Cette double nomination marque un tournant. Marco Rubio, fervent défenseur d’une diplomatie ferme et structurée, et Mike Waltz, homme de terrain et soutien assumé de l’intégrité territoriale du Maroc, sont deux figures connues pour leurs positions claires face aux manœuvres déstabilisatrices du régime algérien. Alger, engluée dans ses obsessions anachroniques et son soutien aveugle au polisario, se retrouve désormais face à une diplomatie américaine qui ne tolère plus les manipulations camouflées en luttes d’autodétermination.
Le départ de Waltz de la Maison Blanche pour les Nations Unies est un renforcement de la voix américaine dans les institutions internationales, là même où l’Algérie tente de faire survivre une fiction politique qui s’effondre. Le Maroc, soutenu par une diplomatie proactive et respectée, poursuit son ascension, tandis que le régime d’Alger s’isole dans un autoritarisme répressif, au prix du sacrifice de ses propres peuples – Kabyles, Mozabites, et opposants politiques réduits au silence.

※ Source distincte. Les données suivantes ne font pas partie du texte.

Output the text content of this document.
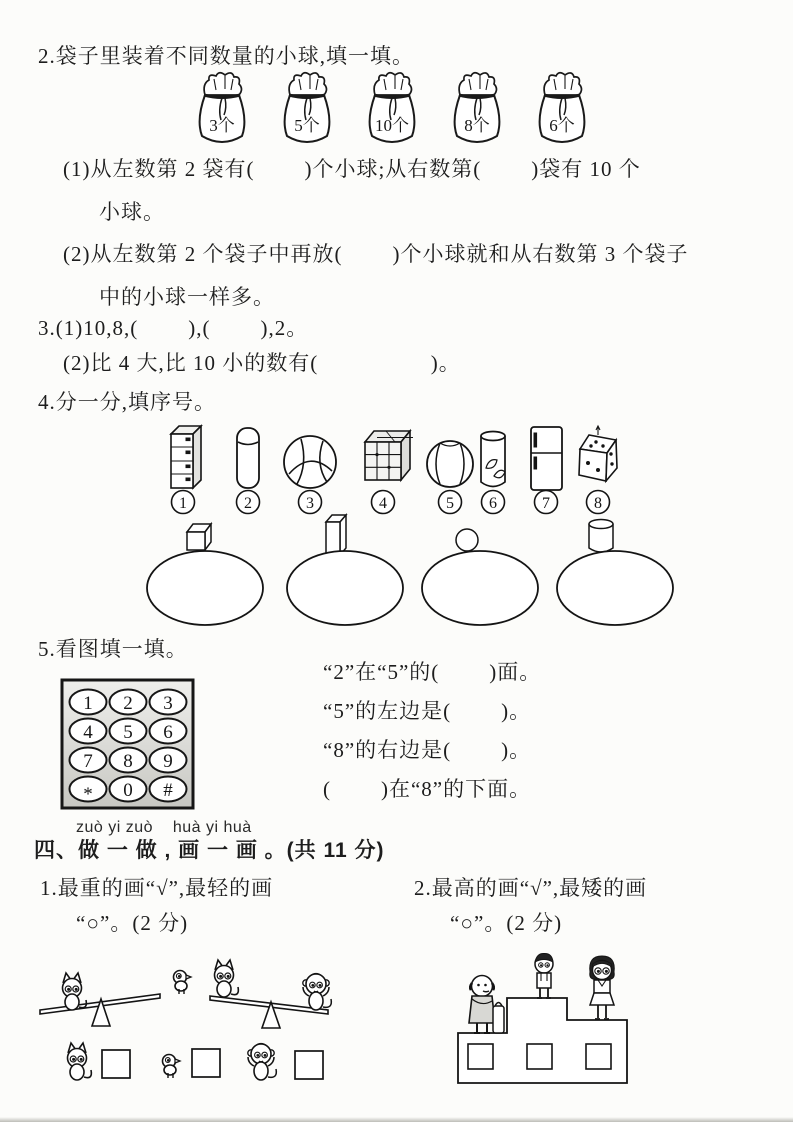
2.袋子里装着不同数量的小球,填一填。
3个	5个	10个	8个	6个
(1)从左数第 2 袋有(        )个小球;从右数第(        )袋有 10 个
小球。
(2)从左数第 2 个袋子中再放(        )个小球就和从右数第 3 个袋子
中的小球一样多。
3.(1)10,8,(        ),(        ),2。
(2)比 4 大,比 10 小的数有(                  )。
4.分一分,填序号。
1	2	3	4	5 6	7	8
5.看图填一填。
1 2 3
4 5 6
7 8 9
* 0 #
“2”在“5”的(        )面。
“5”的左边是(        )。
“8”的右边是(        )。
(        )在“8”的下面。
zuò yi zuò    huà yi huà
四、做 一 做 , 画 一 画 。(共 11 分)
1.最重的画“√”,最轻的画
“○”。(2 分)
2.最高的画“√”,最矮的画
“○”。(2 分)
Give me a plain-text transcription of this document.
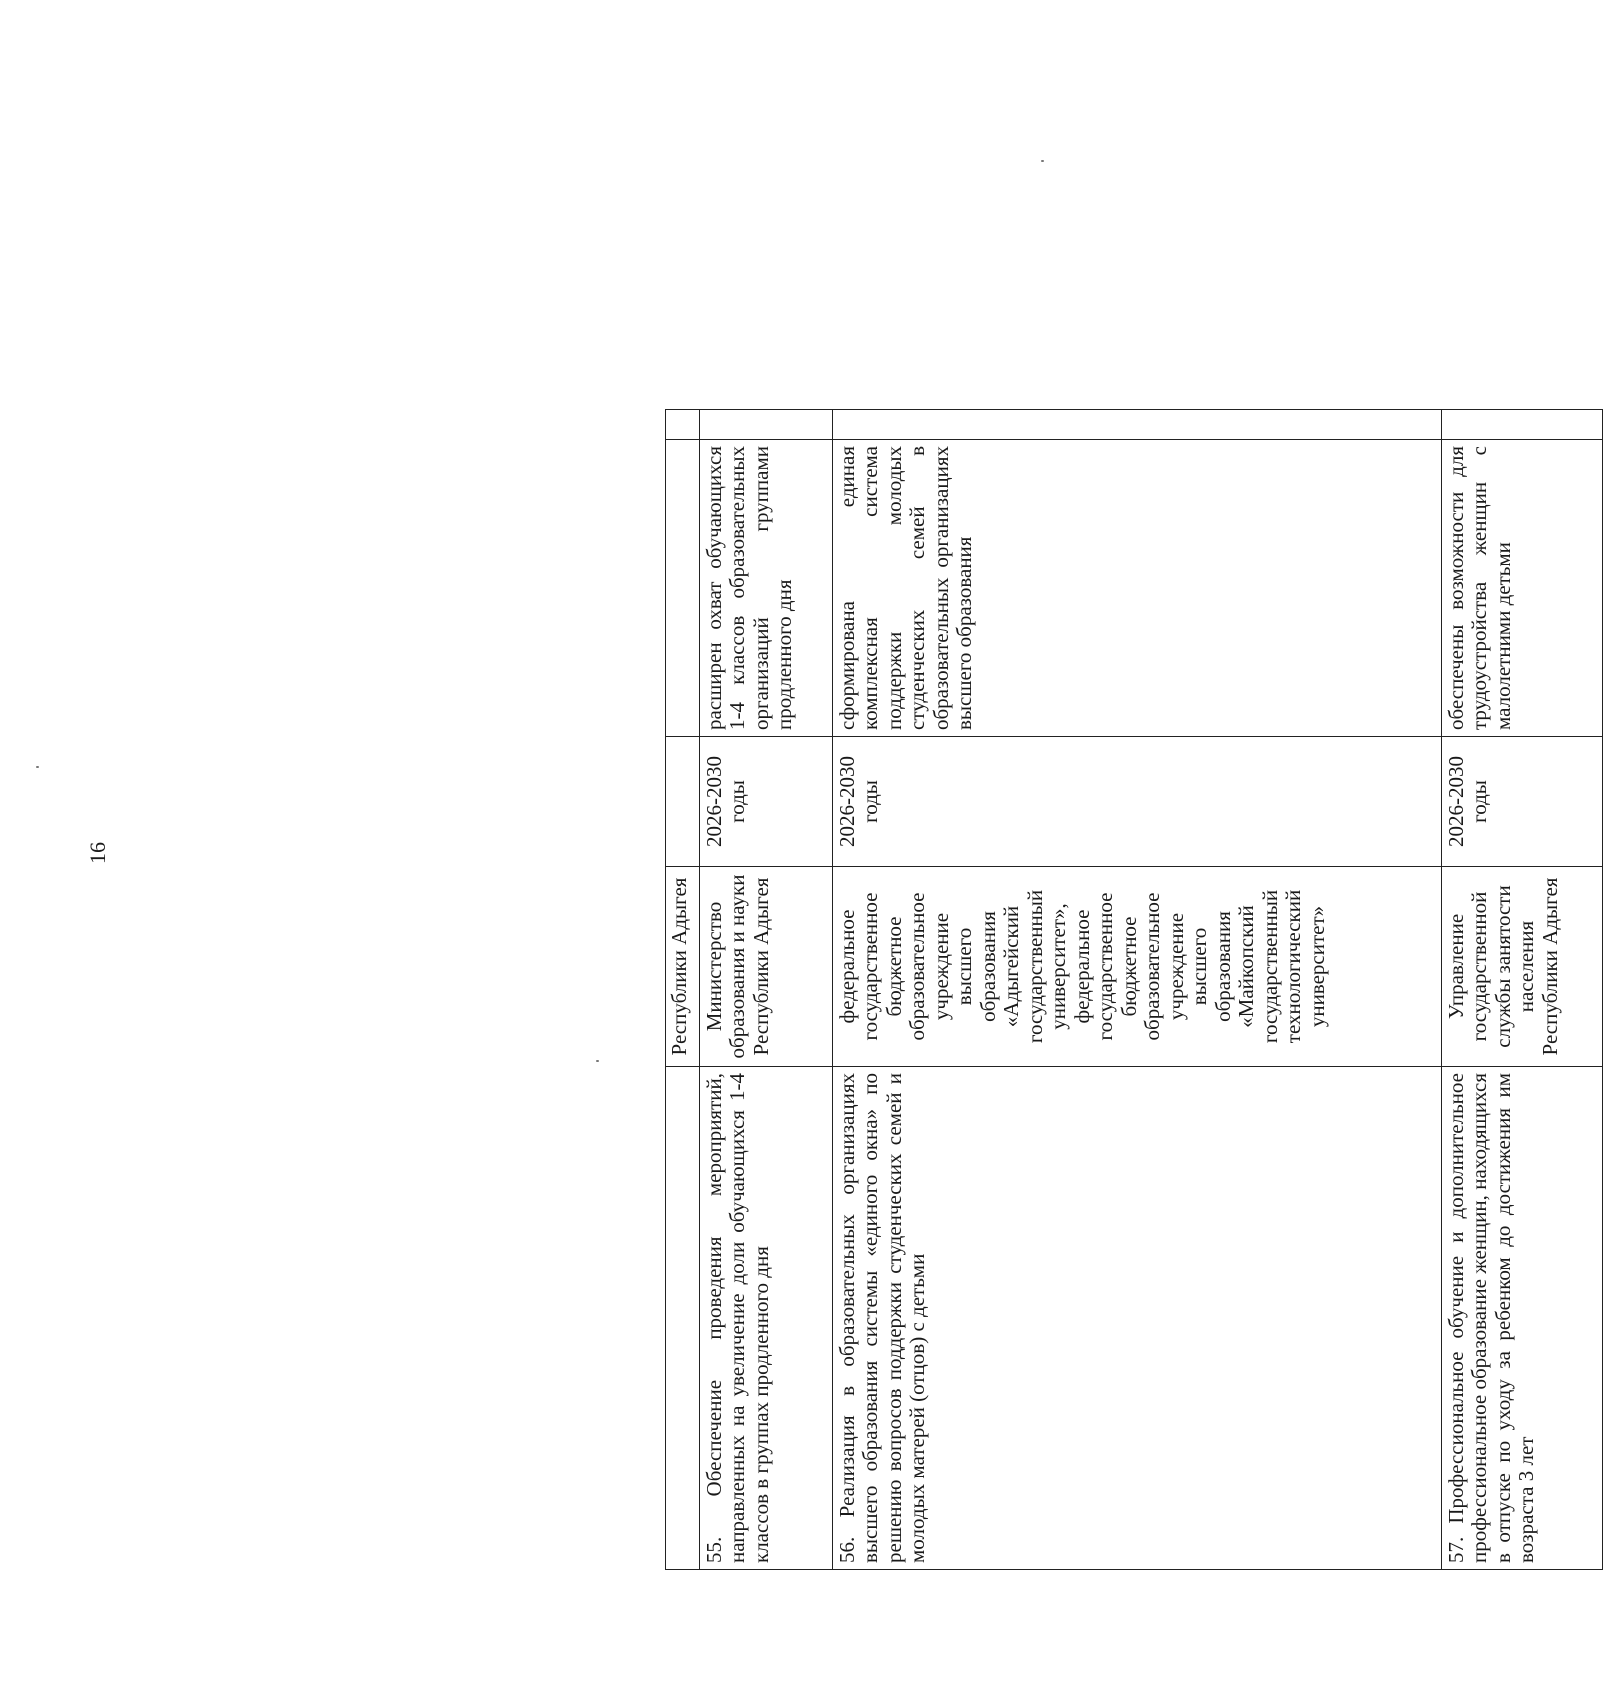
16
	Республики Адыгея			
55. Обеспечение проведения мероприятий, направленных на увеличение доли обучающихся 1-4 классов в группах продленного дня	Министерство образования и науки Республики Адыгея	2026-2030 годы	расширен охват обучающихся 1-4 классов образовательных организаций группами продленного дня	
56. Реализация в образовательных организациях высшего образования системы «единого окна» по решению вопросов поддержки студенческих семей и молодых матерей (отцов) с детьми	федеральное государственное бюджетное образовательное учреждение высшего образования «Адыгейский государственный университет», федеральное государственное бюджетное образовательное учреждение высшего образования «Майкопский государственный технологический университет»	2026-2030 годы	сформирована единая комплексная система поддержки молодых студенческих семей в образовательных организациях высшего образования	
57. Профессиональное обучение и дополнительное профессиональное образование женщин, находящихся в отпуске по уходу за ребенком до достижения им возраста 3 лет	Управление государственной службы занятости населения Республики Адыгея	2026-2030 годы	обеспечены возможности для трудоустройства женщин с малолетними детьми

L’encerclement diplomatique du régime algérien est en marche. L’axe Rabat-Washington se solidifie, l’Europe ouvre les yeux, et même le Sud commence à s’émanciper de la propagande algérienne. Dans ce nouveau chapitre, les ambitions du Royaume pour le Sahara – Occidental comme Oriental – s’imposent comme une vérité historique et géopolitique incontournable.
Quant à l’Algérie, le temps de la manipulation touche à sa fin. Le Maroc avance, fort du droit, de la légitimité et du soutien croissant des grandes puissances. Le régime d’Alger ferait mieux de regarder la vérité en face : la marche de l’Histoire ne se laisse plus freiner par des régimes militaires figés dans le passé.